Si l’on postule que le nombre annoncé par la police pour cette manifestation (10 fois supérieur à celui annoncé par l’UPR) doit faire l’objet du même correctif que le nôtre, on peut estimer que le nombre de personnes rassemblées dans le défilé syndical était de l’ordre de 34 à 35 000, dont 1 200 « casseurs » et « black blocs ».

Les adhérents et sympathisants de l’UPR noteront ainsi :

a) que l’UPR a rassemblé un nombre de manifestants égal à 10 % de ceux du défilé syndical et près de 3 fois plus nombreux que les mystérieux « casseurs »;

b) qu’à part une misérable trentaine de secondes accordée par BFM-TV à notre manifestation (annonçant un nombre d’ailleurs inférieur de 57 % à la réalité), les grands médias français ont accordé 0 % à la manifestation parisienne de l’UPR et 100 % à la manifestation syndicale et à ses « casseurs »;

c) que l’UPR a réussi cet exploit d’organiser, pour la première fois depuis 61 ans, une manifestation de masse pour réclamer que la France sorte de la construction européenne en révoquant tous les traités européens depuis le traité de Rome du 25 mars 1957.

Rappelons qu’aucun autre parti politique (à part peut-être France insoumise) n’a fait défiler autant de manifestants à Paris sous sa propre bannière à l’occasion de ce 1er mai.

Force est ainsi de constater que cet événement historique a été purement et simplement censuré par tous les grands médias du pays.

De telle sorte que seuls les Français consultant Internet et les réseaux sociaux en ont eu connaissance.

Nous avions pourtant dûment prévenu tous les grands médias par un communiqué de presse plusieurs jours auparavant et par une relance téléphonique personnalisée la veille ou le matin même.

 

CONCLUSION : NE LAISSONS PAS LA DICTATURE S’INSTALLER !
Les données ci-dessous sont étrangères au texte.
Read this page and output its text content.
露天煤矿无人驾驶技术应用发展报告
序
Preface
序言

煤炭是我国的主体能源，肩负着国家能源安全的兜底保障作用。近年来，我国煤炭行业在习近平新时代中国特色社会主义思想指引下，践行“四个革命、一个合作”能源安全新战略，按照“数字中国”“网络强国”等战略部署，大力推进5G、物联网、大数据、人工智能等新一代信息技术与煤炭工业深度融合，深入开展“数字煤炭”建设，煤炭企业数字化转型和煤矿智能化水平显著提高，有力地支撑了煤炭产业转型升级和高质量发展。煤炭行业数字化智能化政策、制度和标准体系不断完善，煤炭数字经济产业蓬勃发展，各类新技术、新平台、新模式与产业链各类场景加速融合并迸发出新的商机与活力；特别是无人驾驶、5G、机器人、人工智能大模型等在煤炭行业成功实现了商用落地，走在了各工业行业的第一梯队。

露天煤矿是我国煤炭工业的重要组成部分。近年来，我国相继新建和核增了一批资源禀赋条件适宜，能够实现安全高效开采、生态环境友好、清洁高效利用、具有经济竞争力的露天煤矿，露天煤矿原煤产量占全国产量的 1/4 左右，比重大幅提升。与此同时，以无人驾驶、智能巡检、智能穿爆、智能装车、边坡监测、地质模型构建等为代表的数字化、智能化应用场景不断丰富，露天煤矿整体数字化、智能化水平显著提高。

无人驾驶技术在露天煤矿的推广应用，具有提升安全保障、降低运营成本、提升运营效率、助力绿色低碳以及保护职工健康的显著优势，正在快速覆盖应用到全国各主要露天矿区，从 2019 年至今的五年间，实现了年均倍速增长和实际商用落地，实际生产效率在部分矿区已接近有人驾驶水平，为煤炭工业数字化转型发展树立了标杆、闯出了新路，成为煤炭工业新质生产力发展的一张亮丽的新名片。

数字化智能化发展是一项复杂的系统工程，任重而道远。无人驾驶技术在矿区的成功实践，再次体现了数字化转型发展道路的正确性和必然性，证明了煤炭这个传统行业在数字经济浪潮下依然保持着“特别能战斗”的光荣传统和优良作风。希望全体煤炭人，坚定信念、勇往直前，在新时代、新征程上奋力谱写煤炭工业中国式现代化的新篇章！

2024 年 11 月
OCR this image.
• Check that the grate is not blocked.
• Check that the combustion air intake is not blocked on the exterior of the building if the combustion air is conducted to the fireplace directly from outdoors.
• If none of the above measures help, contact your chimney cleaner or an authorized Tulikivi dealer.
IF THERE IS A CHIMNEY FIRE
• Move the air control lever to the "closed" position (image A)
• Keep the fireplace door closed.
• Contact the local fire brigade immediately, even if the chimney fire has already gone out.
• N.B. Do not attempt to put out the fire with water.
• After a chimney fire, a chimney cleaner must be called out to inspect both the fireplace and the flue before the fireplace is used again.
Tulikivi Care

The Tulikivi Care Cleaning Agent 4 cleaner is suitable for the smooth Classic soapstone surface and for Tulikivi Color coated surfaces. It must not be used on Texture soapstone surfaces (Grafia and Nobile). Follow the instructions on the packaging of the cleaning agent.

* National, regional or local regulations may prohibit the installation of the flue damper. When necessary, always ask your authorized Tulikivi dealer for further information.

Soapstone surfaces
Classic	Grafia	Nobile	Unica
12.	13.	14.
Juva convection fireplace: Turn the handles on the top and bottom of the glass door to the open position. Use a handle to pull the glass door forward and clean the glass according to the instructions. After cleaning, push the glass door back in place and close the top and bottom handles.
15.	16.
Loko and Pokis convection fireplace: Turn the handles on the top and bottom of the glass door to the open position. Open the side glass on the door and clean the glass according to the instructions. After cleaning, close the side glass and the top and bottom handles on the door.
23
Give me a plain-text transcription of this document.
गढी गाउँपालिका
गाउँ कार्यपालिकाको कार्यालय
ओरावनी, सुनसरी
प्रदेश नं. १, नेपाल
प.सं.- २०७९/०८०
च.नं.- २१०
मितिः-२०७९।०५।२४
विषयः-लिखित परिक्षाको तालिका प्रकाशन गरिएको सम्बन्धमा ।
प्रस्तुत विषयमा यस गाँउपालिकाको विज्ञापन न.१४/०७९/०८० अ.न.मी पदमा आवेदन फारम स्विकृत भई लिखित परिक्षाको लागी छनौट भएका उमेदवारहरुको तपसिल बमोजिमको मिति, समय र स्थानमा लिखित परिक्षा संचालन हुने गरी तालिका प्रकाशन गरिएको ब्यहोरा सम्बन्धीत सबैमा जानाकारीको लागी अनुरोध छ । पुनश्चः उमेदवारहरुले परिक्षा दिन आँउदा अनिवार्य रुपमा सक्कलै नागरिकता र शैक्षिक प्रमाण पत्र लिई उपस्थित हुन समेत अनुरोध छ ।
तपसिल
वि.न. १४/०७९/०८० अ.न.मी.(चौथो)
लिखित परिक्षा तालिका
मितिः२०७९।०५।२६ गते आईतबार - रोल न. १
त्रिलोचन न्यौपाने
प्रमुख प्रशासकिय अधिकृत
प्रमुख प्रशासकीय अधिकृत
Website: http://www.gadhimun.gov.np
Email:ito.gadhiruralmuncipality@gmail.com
Nous saisissons aujourd’hui même le Conseil supérieur de l’audiovisuel, l’ensemble des directions des chaînes de radio et de télévision pour dénoncer cette censure inouïe et demander une nouvelle fois qu’il y soit porté remède.

Nous demandons également une audience au directeur général de l’Agence France Presse, qui n’a consacré aucune dépêche à l’existence même de notre manifestation.

Nous appelons tous les adhérents et sympathisants de l’UPR à relayer au maximum la présente analyse sur tous les réseaux sociaux, à tous leurs amis et connaissances, et à faire part poliment mais fermement de leur indignation à tous les médias.

Nous appelons tous les journalistes qui entendent continuer à faire leur métier, tous les artistes, acteurs de théâtre ou de cinéma, musiciens, essayistes, romanciers, philosophes, responsables d’associations de défense des droits de l’homme et des libertés publiques, à mettre à profit les ouvertures médiatiques dont ils peuvent bénéficier pour faire part de leur indignation face au sort réservé en France à l’UPR.

Ceux qui ne bougent pas pour l’UPR aujourd’hui seront responsables devant leurs enfants et petits-enfants de ce que sera devenue la France dans vingt ans.

3 mai 2018

François Asselineau, Président de l’Union populaire républicaine. La France doit sortir de l’Union européenne, de l’euro et de l’Otan.